I have an index in ES 1.7 which has around 24 GB of data. I'd like to reindex that to ES 5.0.0. Can I do that in one go? Also the mapping of the 1.7 version is causing errors (empty string field names). How do I fix that?

A couple of things:

  1. 5.0 is pretty old at this point. If you are upgrading, I'd jump to the latest.
  2. Reindex doesn't attempt to copy the mapping from the source index, just the documents. You'll need to create the destination index before you start the reindex process.
  3. I usually recommend folks split big reindex tasks using some natural identifier in the data like a date field or a type field or something. Then use queries in the reindex to do the copying. That "naturally" allows you to see the progress as your chunks complete and it allows you to parallelize the chunks by running reindex in a couple of terminals or with more complex tooling if you are so inclined.
1 Like

Hey, thanks for the reply.

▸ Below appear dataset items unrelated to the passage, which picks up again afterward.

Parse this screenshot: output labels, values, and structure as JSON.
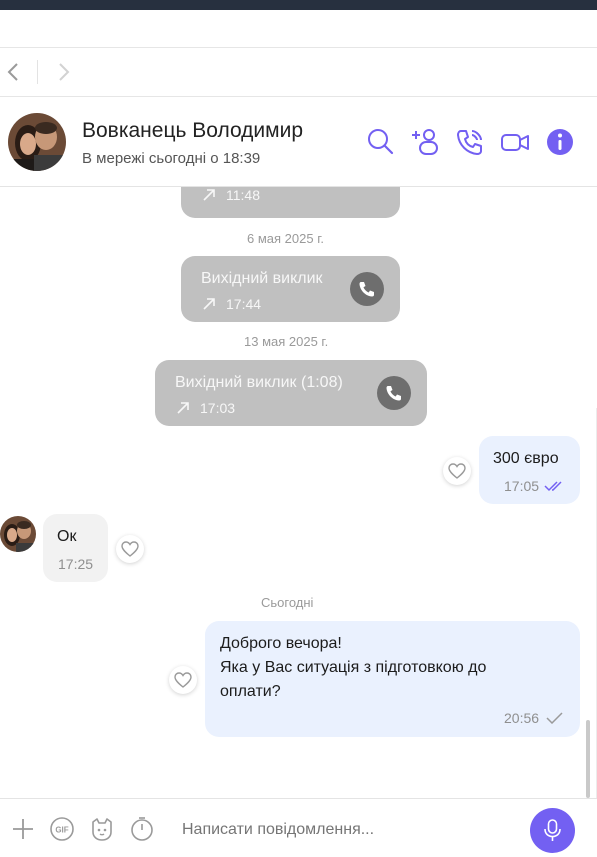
{
  "nav": {
    "back_icon": "chevron-left-icon",
    "forward_icon": "chevron-right-icon"
  },
  "contact": {
    "name": "Вовканець Володимир",
    "status": "В мережі сьогодні о 18:39"
  },
  "header_icons": [
    "search-icon",
    "add-participant-icon",
    "voice-call-icon",
    "video-call-icon",
    "info-icon"
  ],
  "colors": {
    "accent": "#7360f2",
    "topbar": "#27303f",
    "outgoing_bubble": "#eaf1fe",
    "incoming_bubble": "#f2f2f2",
    "call_bubble": "#c0c0c0"
  },
  "messages": {
    "call_partial": {
      "time": "11:48"
    },
    "date1": "6 мая 2025 г.",
    "call1": {
      "title": "Вихідний виклик",
      "time": "17:44"
    },
    "date2": "13 мая 2025 г.",
    "call2": {
      "title": "Вихідний виклик  (1:08)",
      "time": "17:03"
    },
    "out1": {
      "text": "300 євро",
      "time": "17:05"
    },
    "in1": {
      "text": "Ок",
      "time": "17:25"
    },
    "date3": "Сьогодні",
    "out2": {
      "line1": "Доброго вечора!",
      "line2": "Яка у Вас ситуація з підготовкою до",
      "line3": "оплати?",
      "time": "20:56"
    }
  },
  "composer": {
    "placeholder": "Написати повідомлення...",
    "icons": [
      "plus-icon",
      "gif-icon",
      "sticker-icon",
      "timer-icon",
      "microphone-icon"
    ]
  }
}
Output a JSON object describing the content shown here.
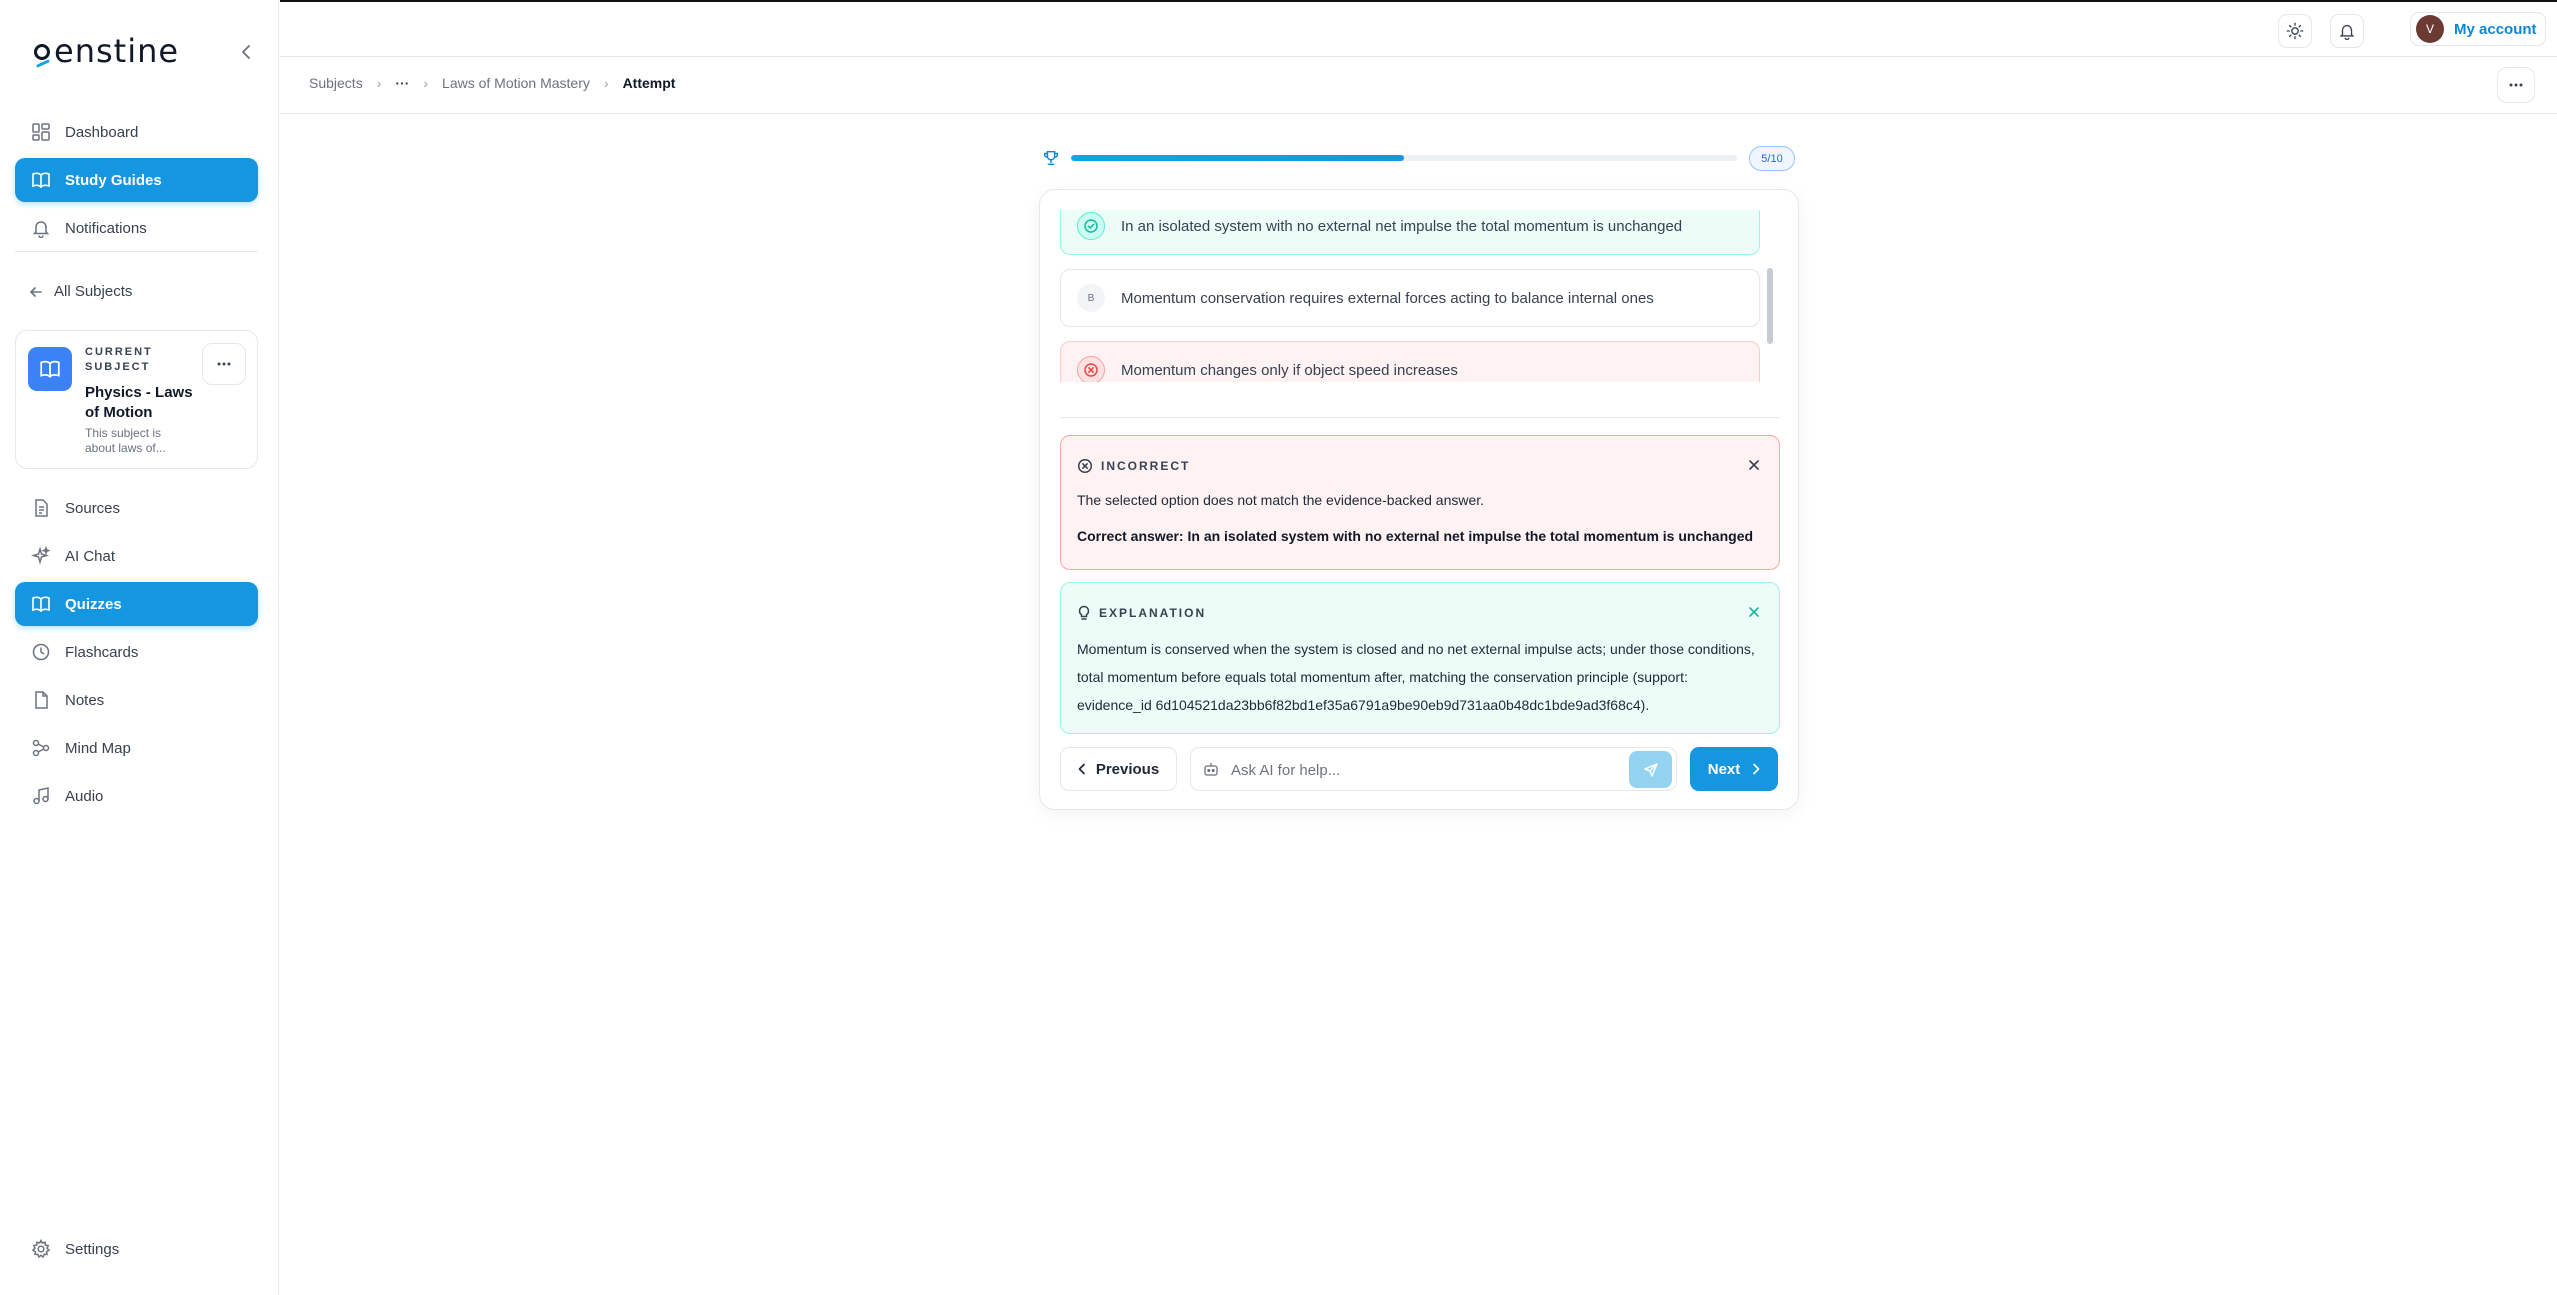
{
  "brand": {
    "name": "enstine"
  },
  "sidebar": {
    "top_items": [
      {
        "label": "Dashboard",
        "icon": "grid-icon"
      },
      {
        "label": "Study Guides",
        "icon": "book-open-icon",
        "active": true
      },
      {
        "label": "Notifications",
        "icon": "bell-icon"
      }
    ],
    "back_label": "All Subjects",
    "subject_card": {
      "kicker": "CURRENT SUBJECT",
      "title": "Physics - Laws of Motion",
      "description": "This subject is about laws of..."
    },
    "subject_items": [
      {
        "label": "Sources",
        "icon": "document-icon"
      },
      {
        "label": "AI Chat",
        "icon": "sparkles-icon"
      },
      {
        "label": "Quizzes",
        "icon": "book-open-icon",
        "active": true
      },
      {
        "label": "Flashcards",
        "icon": "clock-icon"
      },
      {
        "label": "Notes",
        "icon": "note-icon"
      },
      {
        "label": "Mind Map",
        "icon": "mind-map-icon"
      },
      {
        "label": "Audio",
        "icon": "music-note-icon"
      }
    ],
    "settings_label": "Settings"
  },
  "topbar": {
    "account_initial": "V",
    "account_label": "My account"
  },
  "breadcrumb": {
    "root": "Subjects",
    "ellipsis": "···",
    "parent": "Laws of Motion Mastery",
    "current": "Attempt"
  },
  "progress": {
    "current": 5,
    "total": 10,
    "label": "5/10",
    "fraction": 0.5
  },
  "quiz": {
    "options": [
      {
        "marker": "",
        "text": "In an isolated system with no external net impulse the total momentum is unchanged",
        "state": "correct"
      },
      {
        "marker": "B",
        "text": "Momentum conservation requires external forces acting to balance internal ones",
        "state": "neutral"
      },
      {
        "marker": "",
        "text": "Momentum changes only if object speed increases",
        "state": "wrong"
      }
    ],
    "incorrect": {
      "heading": "INCORRECT",
      "message": "The selected option does not match the evidence-backed answer.",
      "correct_answer": "Correct answer: In an isolated system with no external net impulse the total momentum is unchanged"
    },
    "explanation": {
      "heading": "EXPLANATION",
      "text": "Momentum is conserved when the system is closed and no net external impulse acts; under those conditions, total momentum before equals total momentum after, matching the conservation principle (support: evidence_id 6d104521da23bb6f82bd1ef35a6791a9be90eb9d731aa0b48dc1bde9ad3f68c4)."
    },
    "prev_label": "Previous",
    "next_label": "Next",
    "ask_placeholder": "Ask AI for help..."
  },
  "colors": {
    "accent": "#1596e0",
    "correct_bg": "#ecfdf8",
    "wrong_bg": "#fef2f2"
  }
}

I did not understand the 3rd point correctly. The empty string field names is the only issue with the 1.7 documents and can't I just fix that in the source (make it null) and index the data again to the 6.5 version? I don't understand how to split the reindex task using a natural identifier and the part after that.

Also I'm more inclined towards a 5.x version because it still supports mapping of multiple types.

That makes sense. Change as few things as possible. But understand that you'll have to do this again sooner.

Sure. You can change it in the _source as part of the reindex if you'd like or you can change it in the 1.7 index. Whichever works for you works for this.

Find some field like a timestamp. Make a list of queries that splits that data in your index on that timestamp but covers all the fields. Something like:

  • before 2016
  • January 2016
  • February 2016
  • March 2016
    ...
  • December 2018
  • After 2018

Reindex each one of those individually. That way you can measure the progress. You can know that you've finished up to a certain date. You can start the month over if it fails. You can run a few of them in parallel if you'd like.

1 Like

This topic was automatically closed 28 days after the last reply. New replies are no longer allowed.